$0.02 poorer: URL to DSL: Turning JobJitsu's URLs into a job query language.

Useful URL's (KIHF)
URL to DSL: Turning JobJitsu's URLs into a job query language.

One of the goals behind JobJitsu is to uphold the KISS (Keep It Simple Stupid) philosophy and where ever possible uphold the KIHF (Keep It Hacker Friendly) philosophy. That is especially true for URL's. One thing I really like about del.icio.us is their site navigation. It is pretty simple, and at the same time very expressive/powerful. That being said we decided to make our URL's useful for searching and navigation.

For example:
When searching for python software engineering jobs in San Diego, one would use a url like...
  http://jobjitsu.com/jobs/sandiego/sw/python
The structure of the url is:
  http://jobjitsu.com/jobs/locations/categories/tags

where
  locations -> comma separated list of locations
  categories - > comma separated list of categories
  tags -> list of tags and operators
  operators -> ,+!
    , := or
    + := and
    ! := not

A more complex example:
Show me all the jobs in San Diego or Los Angeles that are in the software engineering or quality assurance categories having the tags python and lisp and linux but not microsoft...
  http://jobjitsu.com/jobs/sandiego,losangeles/sw,qa/+python+lisp+linux!microsoft

But wait there is more...
By adding the feed sub-domain to your url you'll get a jobs atom feed:
  http://jobjitsu.com/jobs/sandiego/sw/python
gives you something that looks good in a browser, and
  http://feed.jobjitsu.com/jobs/sandiego/sw/python
will give you something that looks good in your feed reader.

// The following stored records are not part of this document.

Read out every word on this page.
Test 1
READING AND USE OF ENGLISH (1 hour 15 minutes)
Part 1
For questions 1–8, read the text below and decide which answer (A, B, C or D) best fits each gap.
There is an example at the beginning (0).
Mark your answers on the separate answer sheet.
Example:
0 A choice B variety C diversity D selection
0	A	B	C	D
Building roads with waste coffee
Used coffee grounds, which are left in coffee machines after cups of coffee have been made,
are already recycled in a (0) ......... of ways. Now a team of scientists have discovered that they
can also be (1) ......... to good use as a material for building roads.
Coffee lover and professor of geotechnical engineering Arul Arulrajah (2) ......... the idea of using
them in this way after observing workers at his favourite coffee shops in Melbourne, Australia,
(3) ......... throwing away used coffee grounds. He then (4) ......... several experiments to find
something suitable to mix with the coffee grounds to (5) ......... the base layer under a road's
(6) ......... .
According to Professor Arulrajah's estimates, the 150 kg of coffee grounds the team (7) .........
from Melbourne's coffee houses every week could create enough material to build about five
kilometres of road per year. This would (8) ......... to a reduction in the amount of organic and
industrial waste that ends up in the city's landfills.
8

This allows you to easily syndicate your job searches. So if you always want to see the latest lisp jobs you can now embed:
  http://feed.jobjitsu.com/jobs/all/all/lisp
into your google/ig homepage.

Now for the fun stuff... how do we make it work?
We first built a url library to handle most of the low level url parsing which allows us to build a parse tree of operators and tokens. we then created the sql-generation code that allowed us to translate this parse tree into sql statements and finally we wrapped up the whole thing w/ some query caching. Disclaimer: this is all still first pass and is subject to bugs and change but I figured I would post it cause it is kind of neat.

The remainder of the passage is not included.